All About Rheumatoid Arthritis

 

 

Rheumatoid arthritis (RA) is a chronic (life-long) autoimmune disease in which inflammation causes pain, swelling, stiffness, and loss of function in joints. Joints in the hands, feet, wrists, elbows, knees, and ankles are affected on both sides of the body. Onset usually occurs between the ages of 35 to 60 years. And while it can be diagnosed in young children too (juvenile RA), diagnostic methods are slightly different than those for adults.  It is prevalent in about 0.5 – 1% of the population and is more commonly diagnosed in women. RA patients can have progressive disability, systemic complications, and greater socioeconomic costs as compared with the general population.

 

Comorbidities are conditions that exist or may occur in a patient who has been diagnosed with a certain condition. In certain cases, they can worsen patient outcomes. Patients with RA can have comorbidities including:

  • Cardiovascular disease
  • Infections
  • Cancer
  • Lung diseases
  • Neuropsychiatric disease 
  • Chronic kidney disease

Risk factors for developing RA include:

  • Genetics –  Having certain genes may increase your risk of developing autoimmune conditions such as RA. The specific gene for RA is called HLA (human leukocyte antigen) class II genotype. It’s important to remember that not everyone who has this gene will develop RA and not everyone with RA has this gene
  • Certain bacteria and viruses  
  • Environment exposures including smoking, air pollutants, and occupational exposures 
  • Obesity

 

Interestingly, successfully having a live birth and breastfeeding are protective and decrease your chances of developing RA. RA is considered to be an autoimmune disease because the immune system mistakenly attacks healthy joint tissue. As a result, inflammation occurs in the joint membrane called the synovium. The tissue swells and every movement of the affected joints becomes painful. This uncontrolled inflammation can lead to cartilage and bone erosion, loss of motion, and irreversible joint damage to many affected body parts.

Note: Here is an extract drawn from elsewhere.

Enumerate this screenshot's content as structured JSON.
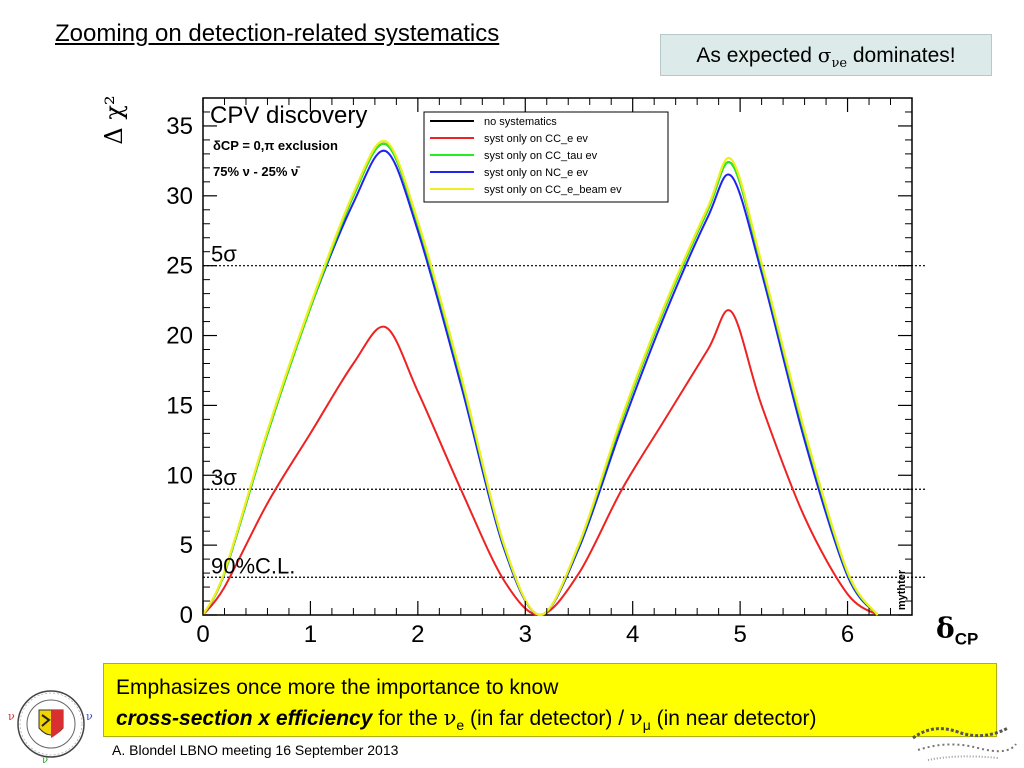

You can read more about this intricate immune process here

Signs and symptoms of RA include:

  • Symmetrical pain or stiffness in multiple joints
  • Tenderness and swelling in multiple joints
  • Joint deformity
  • Weight loss
  • Fever
  • Fatigue or weakness

 

Early diagnosis by a rheumatology specialist is considered to be critical in disease prognosis. This is because joint damage is irreversible and rather quick. Ideally, a diagnosis within the first six months of symptom onset is preferred and immediate treatment should follow. Poorly controlled or severe disease can cause non-specific symptoms to develop and can affect the heart, eyes, skin, lungs, and blood vessels.

 

While rheumatoid arthritis is a chronic autoimmune disease, goals of treatment include pain management and disease remission. Treatment options include:

  • Non-steroidal anti-inflammatory drugs (NSAIDs) which are used for pain
  • Corticosteroids which are used for pain and inflammation 
  • Disease-modifying antirheumatic drugs (DMARDs), this class of medications has become the first line choice of treatment. They are used to treat RA symptoms and slow and/or halt disease progression. In addition to this they are typically cost effective and have favorable side effect profiles.  
  • Biological DMARDS
  • Small-molecule DMARDs
  • JAK Inhibitors
  • Physical and or chiropractic therapy 

 

Research and Future Therapies

Ongoing research within the rheumatoid arthritis space has led us towards targeted gene therapies. This type of treatment uses the idea of precision medicine to create individualized treatments for patients. It hopes to treat disease at the root by targeting the very genes which cause them. It sounds incredibly promising and hopeful. More research and development is required to assess safety and effectiveness of these novel therapies.  

 

In the meantime, if you or a loved one have been diagnosed with rheumatoid arthritis, remember that many resources for support are available through your healthcare providers. If you are able, consider joining a RA support group or getting involved in research by participating in clinical trials.